Pessimism may continue in the housing market; however, Winer's fund is focused not on housing but on commercial real estate companies with long-term leases, strong management, solid cash flow and properties located in attractive markets with high barriers to entry. "There will be pockets of weakness in commercial real estate, but some companies will need to go through two or three real estate cycles before they have to start worrying about vacancies," Winer says. "Notwithstanding the evidence that commercial property values have declined, and may decline even farther, the public market for stocks of high-quality real estate companies has overreacted to the global credit crisis."
The fund's global exposure is one reason that its performance often diverges from that of its competitors. Its foreign holdings, which make up nearly half of the portfolio, worked in its favor during the sector's downturn in 2007, when surging stocks from Japan and Hong Kong balanced out lagging returns from U.S. holdings. Last year, the fund's Hong Kong holdings leaped 60% to 80% as U.S. REITs suffered double-digit declines. But with the recent upturn in large, popular U.S. REIT stocks, the fund has lagged many of its more traditional peers so far this year. "We often zig when the rest of the REIT market zags, and we tend to outperform in bear markets," observes Winer, who has shifted some of the profits from the Hong Kong holdings into U.K. and Japanese stocks with more compelling valuations.
A certified public accountant and former real estate developer, Winer was investing in overseas real estate stocks long before the practice became popular. With a small asset base and plenty of stock bargains to choose from in the U.S., Third Avenue Real Estate Value fund stayed domestic for a few years after it opened its doors in September 1998. It expanded its reach about five years ago as U.S. real estate stocks became pricey and its asset base swelled.
To access the kind of valuations he wanted, the manager called on the international equities team at New York-based Third Avenue Investors to help him mine less discovered real estate companies based abroad. Today, the fund has ample exposure to real estate companies based in the U.K., Hong Kong, Japan, Canada and Singapore.

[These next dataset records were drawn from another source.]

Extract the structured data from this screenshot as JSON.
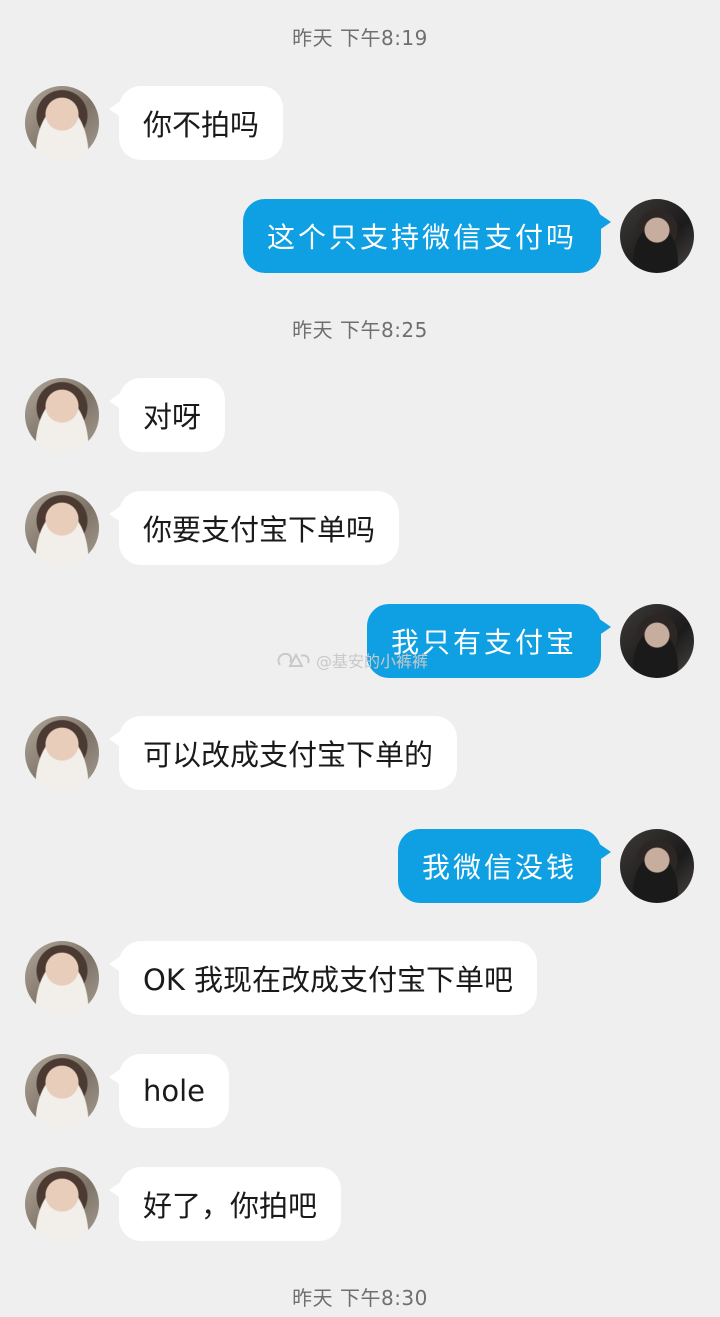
{
  "timestamps": [
    "昨天 下午8:19",
    "昨天 下午8:25",
    "昨天 下午8:30"
  ],
  "messages": [
    {
      "side": "left",
      "text": "你不拍吗"
    },
    {
      "side": "right",
      "text": "这个只支持微信支付吗"
    },
    {
      "side": "left",
      "text": "对呀"
    },
    {
      "side": "left",
      "text": "你要支付宝下单吗"
    },
    {
      "side": "right",
      "text": "我只有支付宝"
    },
    {
      "side": "left",
      "text": "可以改成支付宝下单的"
    },
    {
      "side": "right",
      "text": "我微信没钱"
    },
    {
      "side": "left",
      "text": "OK 我现在改成支付宝下单吧"
    },
    {
      "side": "left",
      "text": "hole"
    },
    {
      "side": "left",
      "text": "好了，你拍吧"
    }
  ],
  "watermark": {
    "text": "@基安的小裤裤",
    "icon": "weibo-logo-icon"
  },
  "colors": {
    "background": "#efefef",
    "sent_bubble": "#0f9fe3",
    "received_bubble": "#ffffff"
  }
}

Winer says that foreign real estate companies tend to be well financed and more conservative in their business practices than their U.S. counterparts. And despite their far-flung properties, there is plenty of information available about them to determine whether their stocks represent a good value. In the U.K. and Hong Kong, for example, real estate companies must get properties appraised twice a year, a mandate that helps Winer arrive at an estimate of their real estate portfolios. Japanese reporting is somewhat less transparent, although the firms in Japan own some of the highest-quality office properties in the world and enjoy favorable financing rates of less than 2%.
Regardless of location, one of the key questions Winer asks when he makes a purchase is whether the public value of a company's stock is less than the private market value of its real estate, and if so, by how much. Even though many of the companies in his portfolio have attractive real estate collections and strong fundamentals, their stocks often sell at a substantial discount to the value of their holdings.
He cites British Land Common as an example of a stock that has been oversold because of fear and uncertainty, despite very strong underlying property and corporate fundamentals. The firm has a high-quality portfolio of office buildings outside of London, with average lease terms of 14 years; properties that are 99% leased; low-cost, fixed-rate financing; and cash flow that covers interest charges by 180%. Even though property valuations have declined, the company's stock has dropped at an even greater rate and, according to Winer's estimate, was recently selling at a 45% discount to net asset value. Other stocks of U.K. real estate companies are selling at discounts ranging from 35% to 50%, he says.